Adam Baldwin, who farms in central Kansas, said although he hasn’t planted his grain sorghum yet, he’s looking forward to a successful growing season thanks to much needed moisture that he received late in the spring.

“We’re set up to have a really good crop this year,” he said. “Although we’re getting in the field later than we planned, planting later is typically better for the crop.”

While cool, wet weather in Baldwin’s part of the state kept him from getting into the field as early as he’d planned, there’s still plenty of time to get the crop in the ground, Baldwin said. According to Kansas State University, a successful crop can be planted from early May through late June, depending upon location within the state and local conditions.

“As long as we have the crop planted by July 4, we’ll have plenty of growing season left,” Baldwin said.
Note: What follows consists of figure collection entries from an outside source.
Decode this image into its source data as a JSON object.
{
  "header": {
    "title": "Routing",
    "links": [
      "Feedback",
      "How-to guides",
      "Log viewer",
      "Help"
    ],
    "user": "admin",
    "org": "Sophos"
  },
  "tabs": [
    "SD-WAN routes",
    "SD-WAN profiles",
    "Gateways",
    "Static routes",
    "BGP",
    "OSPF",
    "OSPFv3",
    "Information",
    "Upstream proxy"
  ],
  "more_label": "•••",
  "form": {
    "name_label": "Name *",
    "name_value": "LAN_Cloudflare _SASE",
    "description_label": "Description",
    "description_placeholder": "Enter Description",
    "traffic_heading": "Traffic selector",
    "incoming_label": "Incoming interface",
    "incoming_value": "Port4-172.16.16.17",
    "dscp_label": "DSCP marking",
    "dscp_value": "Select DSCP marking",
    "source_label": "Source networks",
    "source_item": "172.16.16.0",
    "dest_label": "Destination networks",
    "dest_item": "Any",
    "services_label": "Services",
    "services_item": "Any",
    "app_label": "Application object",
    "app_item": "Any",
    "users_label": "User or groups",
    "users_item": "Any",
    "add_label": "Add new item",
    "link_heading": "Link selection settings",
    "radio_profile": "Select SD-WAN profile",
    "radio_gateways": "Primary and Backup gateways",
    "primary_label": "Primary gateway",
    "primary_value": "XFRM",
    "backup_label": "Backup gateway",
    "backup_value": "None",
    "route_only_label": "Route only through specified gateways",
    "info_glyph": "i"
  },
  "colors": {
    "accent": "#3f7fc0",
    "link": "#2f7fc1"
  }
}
Late June U.S. Department of Agriculture (USDA) reports show 90 percent of sorghum in Kansas is planted. This is down just 4 percent from the average for 2010-2014, and the difference is due, in part, to heavy rainfall in some areas of the state. Much of the U.S. Sorghum Belt experienced heavy rains late in the spring, pushing back planting dates on many farms.

In addition to weather conditions, weeds and grass are other threats to the health of the crop during the growing season. Baldwin takes steps to minimize these issues by not planting the same crop on the same piece of land every year to keep fields clean. Following emergence of the grain, crop consultants scout Baldwin’s fields. They utilize chlorophyll meters to measure the green pigment in plants used for photosynthesis and nitrogen rich strips to determine nitrogen needs within a particular field.

Baldwin is looking forward to a strong market at harvest this fall. Sorghum production in the United States is seeing significant growth due to increased demand from the international market. USDA estimates this year’s planted acres will reach 7.9 million acres (3.2 million hectares), an increase of 11 percent from the previous season.